To support this from the truffle side, I see a few ways forward that I'm curious to hear your thoughts on @gnidan:
- Add support within truffle/interface-adapter. Something like this, but cleaner:
if("feeStats" in receipt && "paid" in receipt["feeStats"]){
//Arbitrum
cost = new BN(Object.values(receipt["feeStats"]["paid"]).reduce((sum, value) => sum + value));
} else {
cost = new BN(gasPrice.mul(gas).add(value));
}
A little strange to find L2 specific code in truffle and though this isn't the case with Optimism, it's potentially something we could continue to see in the future.
-
Add support within the arbitrum-box. I'm not sure what this looks like off the top of my head, perhaps some sort of migrate command wrapper that appends a warning with the correct value after? Very weird UX, unless there's a better way to approach from the box direction.
-
Create something like an Arbitrum plugin that overrides Truffle components with Arb specific logic. (I'm not familiar enough with truffle plugins to even say that's how they work).
Any other ideas?
If it's worth anything, here are my 2 cents: I think that the effectiveGasPrice
from the tx receipt should be used instead of the gasPrice
from the response when deriving this cost (regardless of the network).

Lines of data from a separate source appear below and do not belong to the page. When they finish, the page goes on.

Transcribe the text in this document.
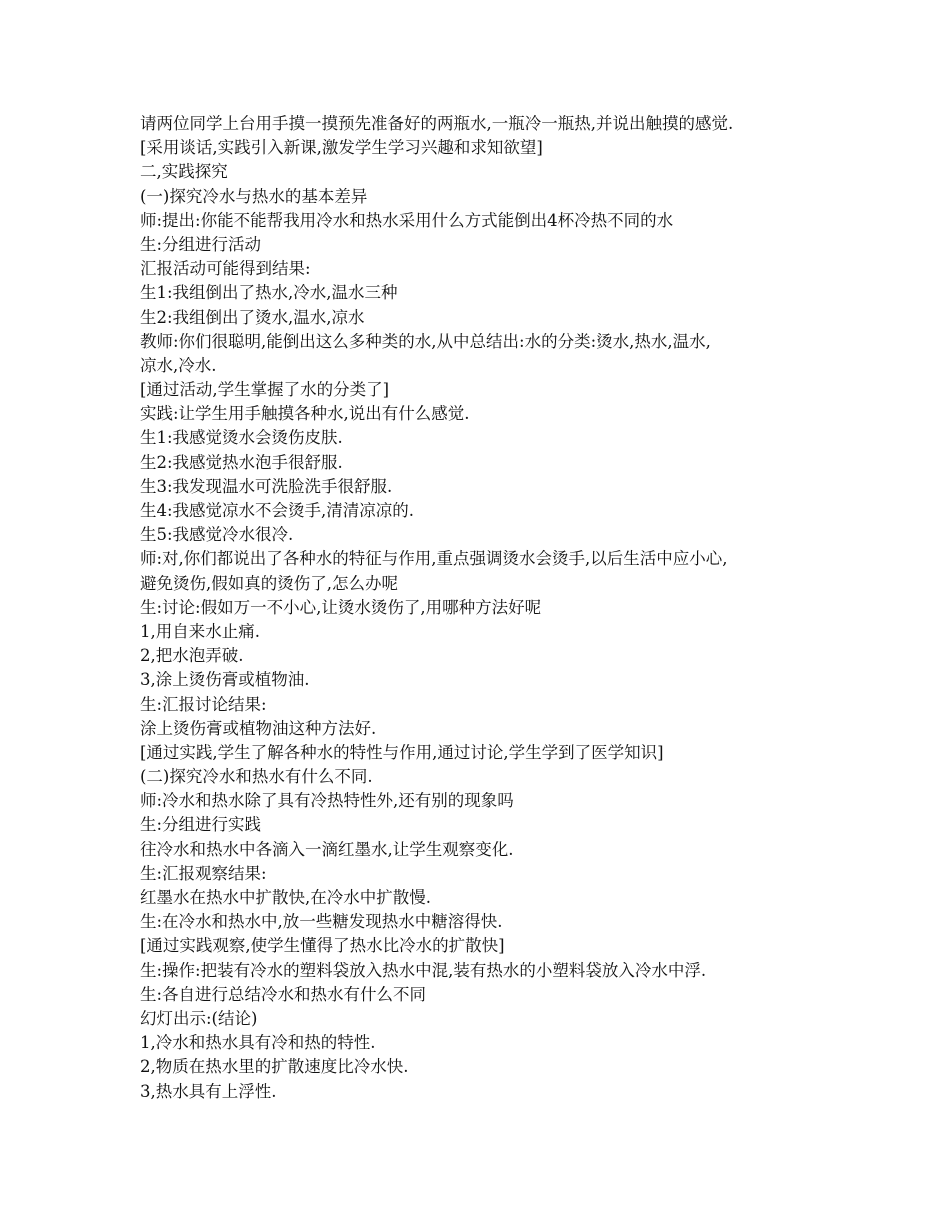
请两位同学上台用手摸一摸预先准备好的两瓶水,一瓶冷一瓶热,并说出触摸的感觉.
[采用谈话,实践引入新课,激发学生学习兴趣和求知欲望]
二,实践探究
(一)探究冷水与热水的基本差异
师:提出:你能不能帮我用冷水和热水采用什么方式能倒出4杯冷热不同的水
生:分组进行活动
汇报活动可能得到结果:
生1:我组倒出了热水,冷水,温水三种
生2:我组倒出了烫水,温水,凉水
教师:你们很聪明,能倒出这么多种类的水,从中总结出:水的分类:烫水,热水,温水,
凉水,冷水.
[通过活动,学生掌握了水的分类了]
实践:让学生用手触摸各种水,说出有什么感觉.
生1:我感觉烫水会烫伤皮肤.
生2:我感觉热水泡手很舒服.
生3:我发现温水可洗脸洗手很舒服.
生4:我感觉凉水不会烫手,清清凉凉的.
生5:我感觉冷水很冷.
师:对,你们都说出了各种水的特征与作用,重点强调烫水会烫手,以后生活中应小心,
避免烫伤,假如真的烫伤了,怎么办呢
生:讨论:假如万一不小心,让烫水烫伤了,用哪种方法好呢
1,用自来水止痛.
2,把水泡弄破.
3,涂上烫伤膏或植物油.
生:汇报讨论结果:
涂上烫伤膏或植物油这种方法好.
[通过实践,学生了解各种水的特性与作用,通过讨论,学生学到了医学知识]
(二)探究冷水和热水有什么不同.
师:冷水和热水除了具有冷热特性外,还有别的现象吗
生:分组进行实践
往冷水和热水中各滴入一滴红墨水,让学生观察变化.
生:汇报观察结果:
红墨水在热水中扩散快,在冷水中扩散慢.
生:在冷水和热水中,放一些糖发现热水中糖溶得快.
[通过实践观察,使学生懂得了热水比冷水的扩散快]
生:操作:把装有冷水的塑料袋放入热水中混,装有热水的小塑料袋放入冷水中浮.
生:各自进行总结冷水和热水有什么不同
幻灯出示:(结论)
1,冷水和热水具有冷和热的特性.
2,物质在热水里的扩散速度比冷水快.
3,热水具有上浮性.
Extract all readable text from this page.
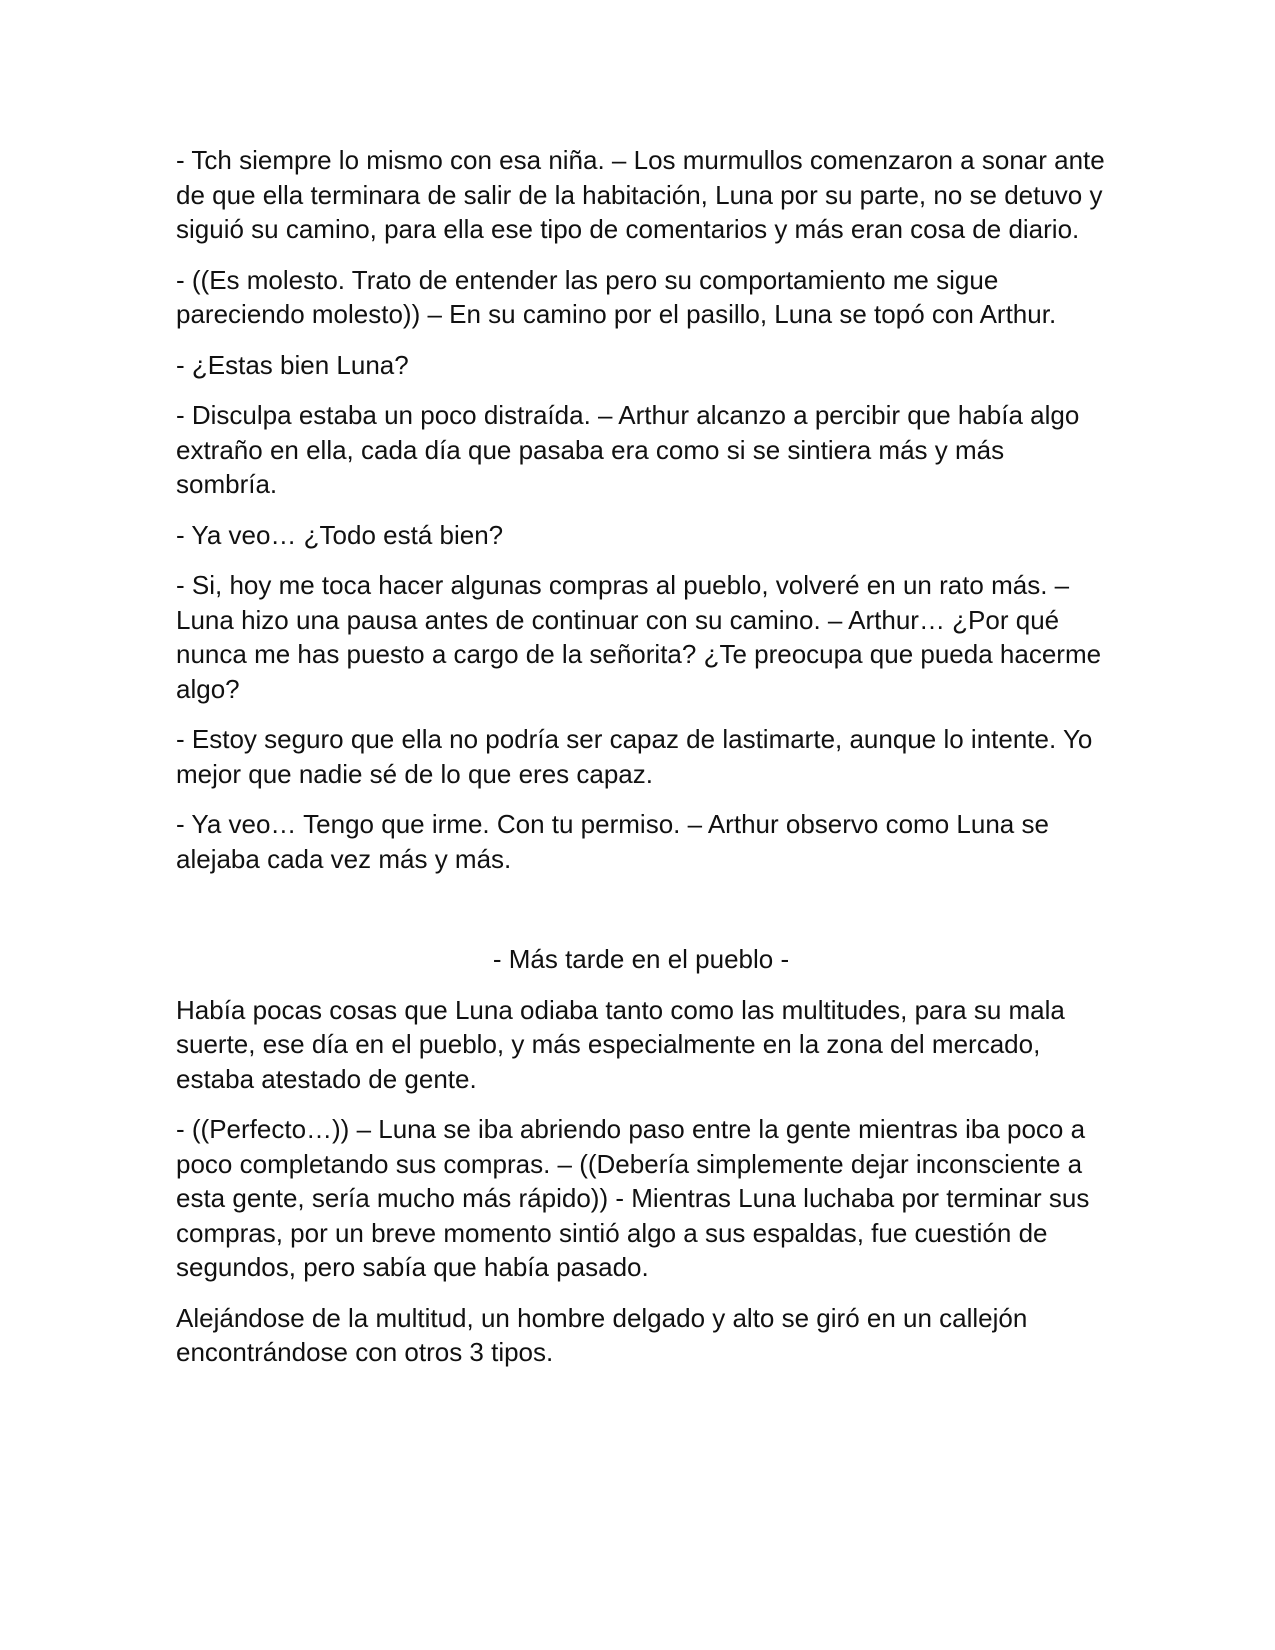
- Tch siempre lo mismo con esa niña. – Los murmullos comenzaron a sonar ante de que ella terminara de salir de la habitación, Luna por su parte, no se detuvo y siguió su camino, para ella ese tipo de comentarios y más eran cosa de diario.

- ((Es molesto. Trato de entender las pero su comportamiento me sigue pareciendo molesto)) – En su camino por el pasillo, Luna se topó con Arthur.

- ¿Estas bien Luna?

- Disculpa estaba un poco distraída. – Arthur alcanzo a percibir que había algo extraño en ella, cada día que pasaba era como si se sintiera más y más sombría.

- Ya veo… ¿Todo está bien?

- Si, hoy me toca hacer algunas compras al pueblo, volveré en un rato más. – Luna hizo una pausa antes de continuar con su camino. – Arthur… ¿Por qué nunca me has puesto a cargo de la señorita? ¿Te preocupa que pueda hacerme algo?

- Estoy seguro que ella no podría ser capaz de lastimarte, aunque lo intente. Yo mejor que nadie sé de lo que eres capaz.

- Ya veo… Tengo que irme. Con tu permiso. – Arthur observo como Luna se alejaba cada vez más y más.

- Más tarde en el pueblo -

Había pocas cosas que Luna odiaba tanto como las multitudes, para su mala suerte, ese día en el pueblo, y más especialmente en la zona del mercado, estaba atestado de gente.

- ((Perfecto…)) – Luna se iba abriendo paso entre la gente mientras iba poco a poco completando sus compras. – ((Debería simplemente dejar inconsciente a esta gente, sería mucho más rápido)) - Mientras Luna luchaba por terminar sus compras, por un breve momento sintió algo a sus espaldas, fue cuestión de segundos, pero sabía que había pasado.

Alejándose de la multitud, un hombre delgado y alto se giró en un callejón encontrándose con otros 3 tipos.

The calculation using effectiveGasPrice
instead of the feeStats
in Arbitrum seems to be a bit off due to rounding on the node - which is something that we've flagged internally. While feeStats
will give you the exact cost, the effectiveGasPrice * gasUsed
will be pretty accurate.
If effectiveGasPrice
will eventually be updated to fix the inaccuracy, then this^ would definitely simplify things. And as per the spec, we should be migrating toward effectiveGasPrice
regardless as gasPrice
was deprecated post-EIP-1559.
Just chatted with @davidmurdoch: in ganache v7 eth_getTransactionReceipt returns effectiveGasPrice
, but no gasPrice
. In v6 we'd only have gasPrice
.
I think
const gasPrice = new BN(receipt.effectiveGasPrice ?? tx.gasPrice);
should work with no other changes, but I'll test on different ganache versions and networks.
@fainashalts says this is no longer true!